FP: What is the relationship between Equitable Advisors and Equitable Financial Life Insurance and AllianceBernstein? How does the company mitigate conflicts of interest arising from its association with two major product providers?
Denmark: First, we have a completely open architecture in terms of our approach to our customers. So, of course, while we do sell the parent company’s proprietary products, in terms of insurance and annuities we have a partnership with Crump (Life Insurance Services) who offer an open architecture so our advisors have access to most of the major carriers in the space.
And then on the investing side, we clear and partner with LPL through LPL (financial) and leverage their platform to bring thousands of broker-dealer cuts RIA type products to our clients or advisors. Our consultants are able to actually pick and choose the products that best suit the client’s situation.
Of course, with the Department of Labor and fiduciary rules in place today, it’s not only philosophically important that we do so, but it’s also important from a regulatory standpoint that we build these walls and make sure our advisors are impartial in advising clients.
FP: What else should financial advisors and their clients know about Equitable Advisors?
Denmark: If there’s a headline, it’s that our model is really about supporting independence, and it’s really about helping advisors.
When we hire a senior consultant, we’re a great fit for that consultant. Open architecture is important.
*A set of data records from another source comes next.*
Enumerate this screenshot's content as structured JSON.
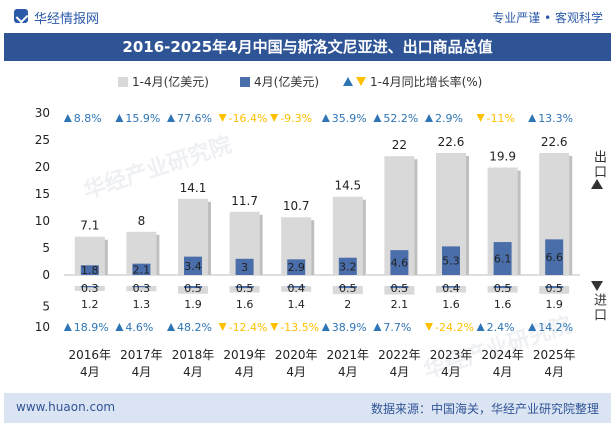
{
  "header": {
    "brand": "华经情报网",
    "tagline": "专业严谨 • 客观科学"
  },
  "title": "2016-2025年4月中国与斯洛文尼亚进、出口商品总值",
  "legend": {
    "cumulative": "1-4月(亿美元)",
    "month": "4月(亿美元)",
    "growth": "1-4月同比增长率(%)"
  },
  "side_labels": {
    "export": "出口",
    "import": "进口"
  },
  "footer": {
    "url": "www.huaon.com",
    "source": "数据来源：中国海关，华经产业研究院整理"
  },
  "watermark": "华经产业研究院",
  "colors": {
    "title_bg": "#2f5496",
    "cumulative_bar": "#d9d9d9",
    "month_bar": "#4a6ea9",
    "up_arrow": "#2e75b6",
    "down_arrow": "#ffc000"
  },
  "chart_data": {
    "type": "bar",
    "categories": [
      "2016年\n4月",
      "2017年\n4月",
      "2018年\n4月",
      "2019年\n4月",
      "2020年\n4月",
      "2021年\n4月",
      "2022年\n4月",
      "2023年\n4月",
      "2024年\n4月",
      "2025年\n4月"
    ],
    "export": {
      "cumulative": [
        7.1,
        8,
        14.1,
        11.7,
        10.7,
        14.5,
        22,
        22.6,
        19.9,
        22.6
      ],
      "month": [
        1.8,
        2.1,
        3.4,
        3,
        2.9,
        3.2,
        4.6,
        5.3,
        6.1,
        6.6
      ],
      "growth": [
        "8.8%",
        "15.9%",
        "77.6%",
        "-16.4%",
        "-9.3%",
        "35.9%",
        "52.2%",
        "2.9%",
        "-11%",
        "13.3%"
      ],
      "growth_dir": [
        "up",
        "up",
        "up",
        "down",
        "down",
        "up",
        "up",
        "up",
        "down",
        "up"
      ]
    },
    "import": {
      "month": [
        0.3,
        0.3,
        0.5,
        0.5,
        0.4,
        0.5,
        0.5,
        0.4,
        0.5,
        0.5
      ],
      "cumulative": [
        1.2,
        1.3,
        1.9,
        1.6,
        1.4,
        2,
        2.1,
        1.6,
        1.6,
        1.9
      ],
      "growth": [
        "18.9%",
        "4.6%",
        "48.2%",
        "-12.4%",
        "-13.5%",
        "38.9%",
        "7.7%",
        "-24.2%",
        "2.4%",
        "14.2%"
      ],
      "growth_dir": [
        "up",
        "up",
        "up",
        "down",
        "down",
        "up",
        "up",
        "down",
        "up",
        "up"
      ]
    },
    "y_ticks_export": [
      "30",
      "25",
      "20",
      "15",
      "10",
      "5",
      "0"
    ],
    "y_ticks_import": [
      "5",
      "10"
    ],
    "ylim_export": [
      0,
      30
    ],
    "ylim_import": [
      0,
      10
    ]
  }
}
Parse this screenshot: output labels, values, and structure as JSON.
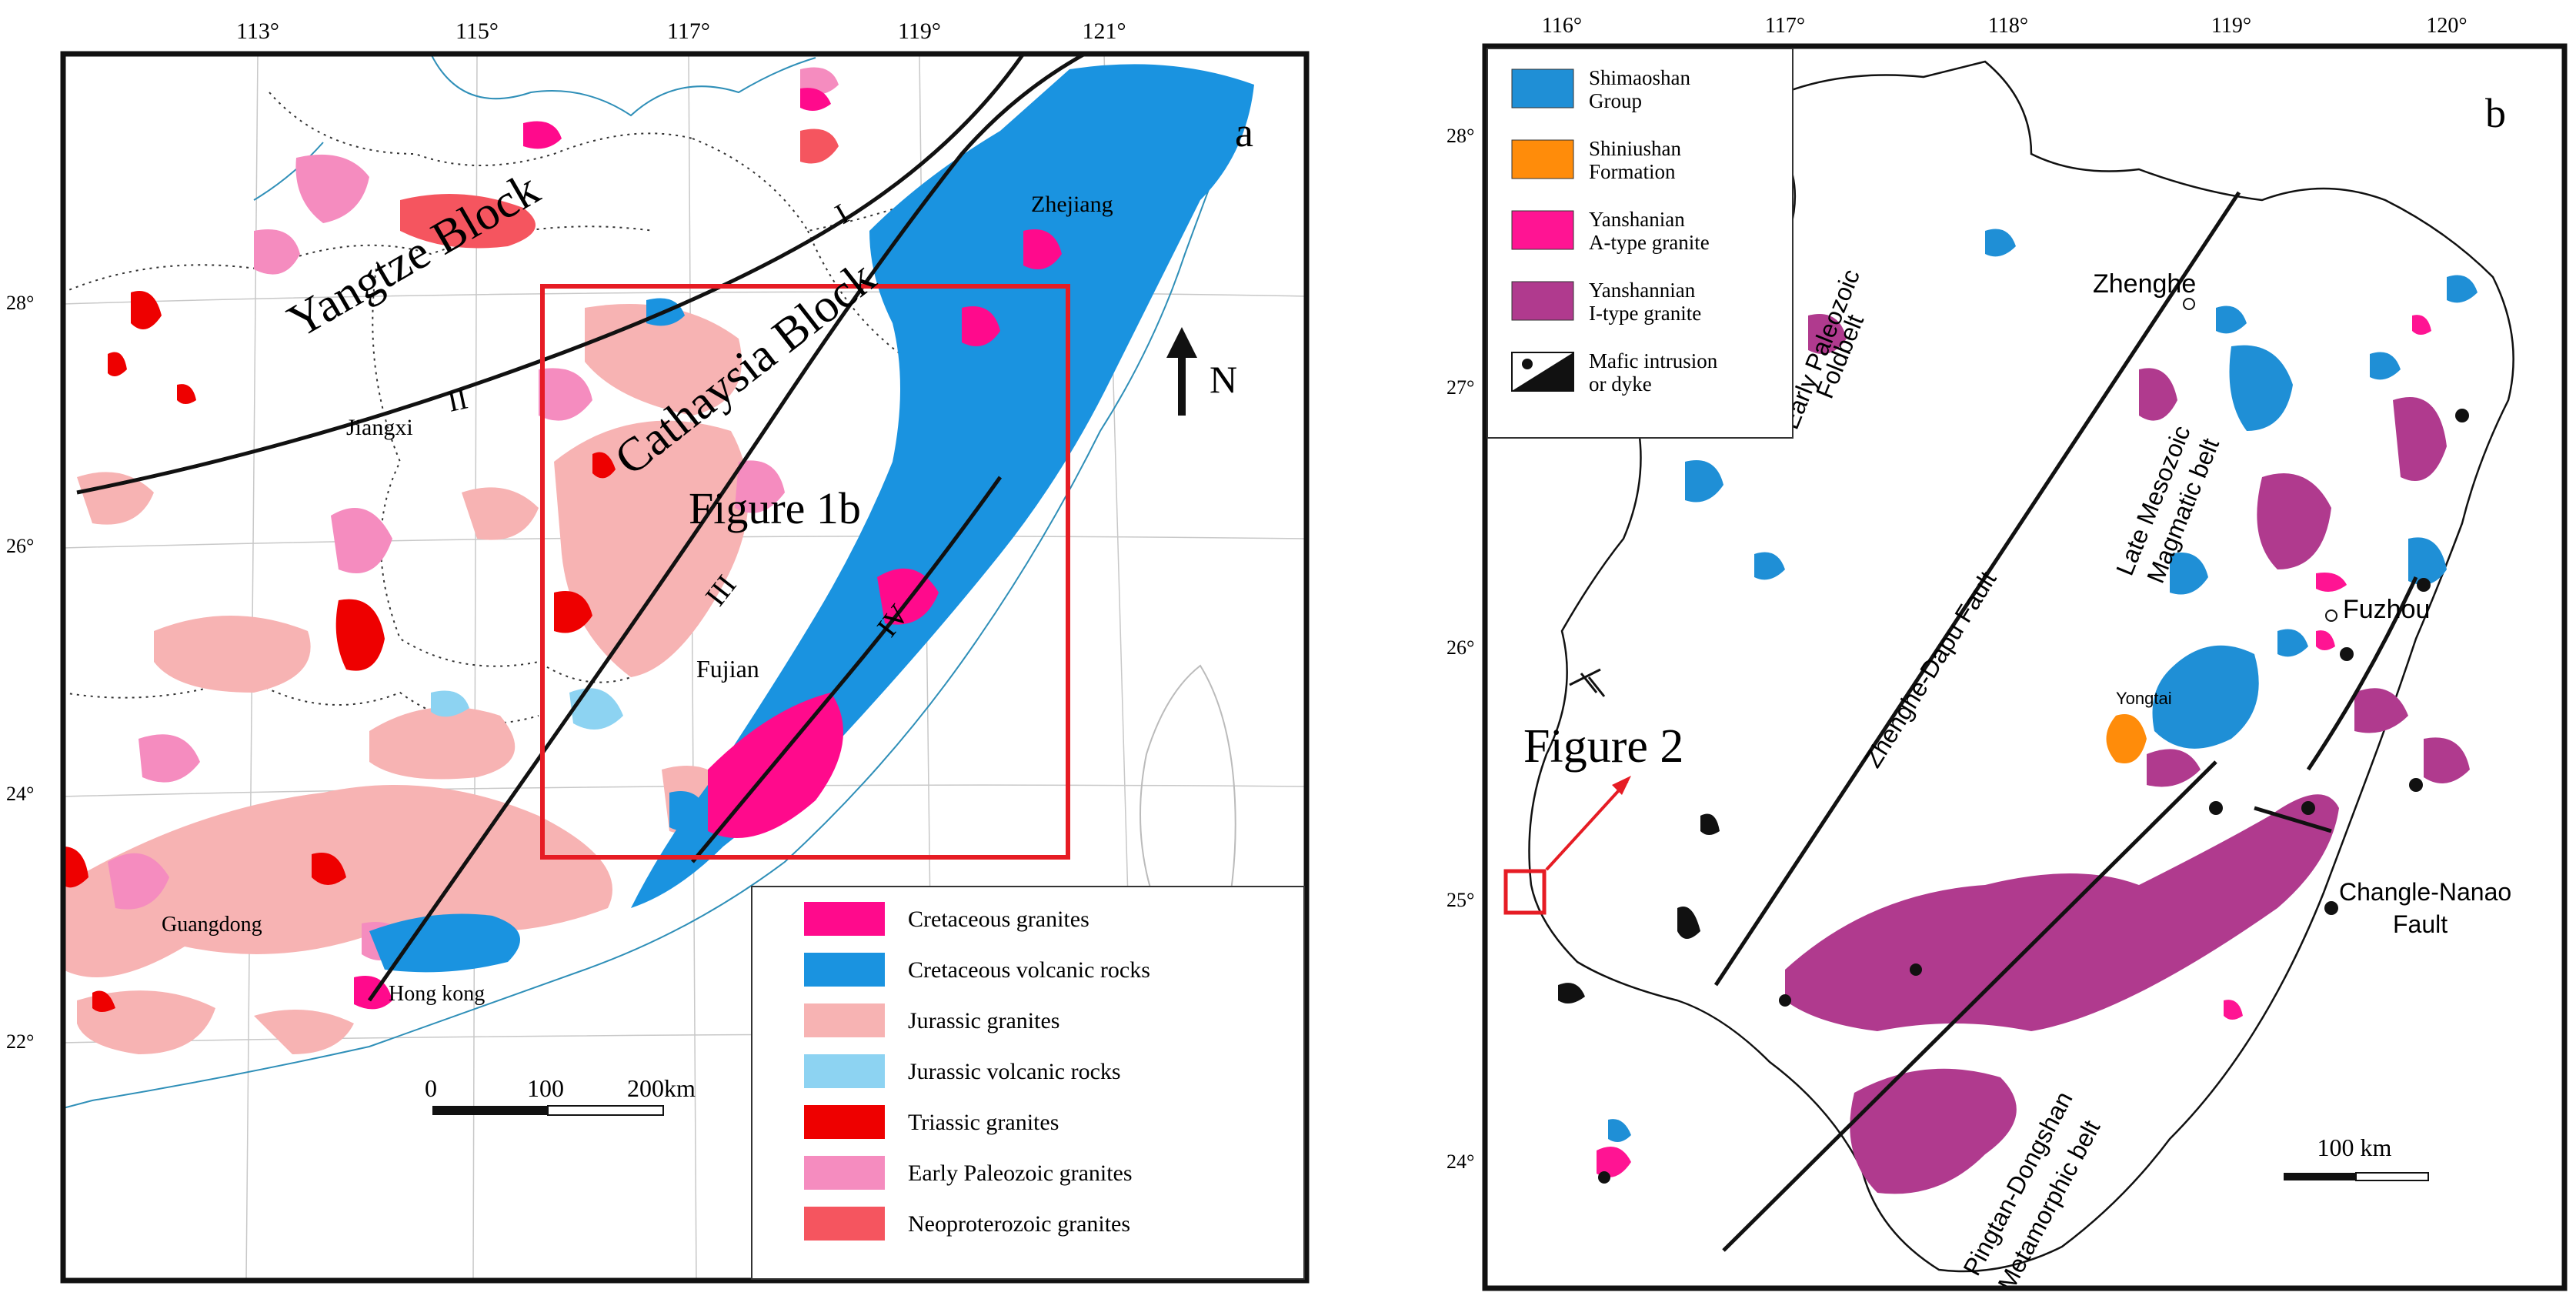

They want independence, but they also want the support and infrastructure of larger companies around them. So, for many independent companies, what appears to be independent is actually truly independent. They put up their own sign pretty much on their own and take care of everything from start to finish. In our world, consultants are able to benefit from the support of over 30 branch offices across the country, and our existing infrastructure provides a higher level of support than a typical, purely standalone approach.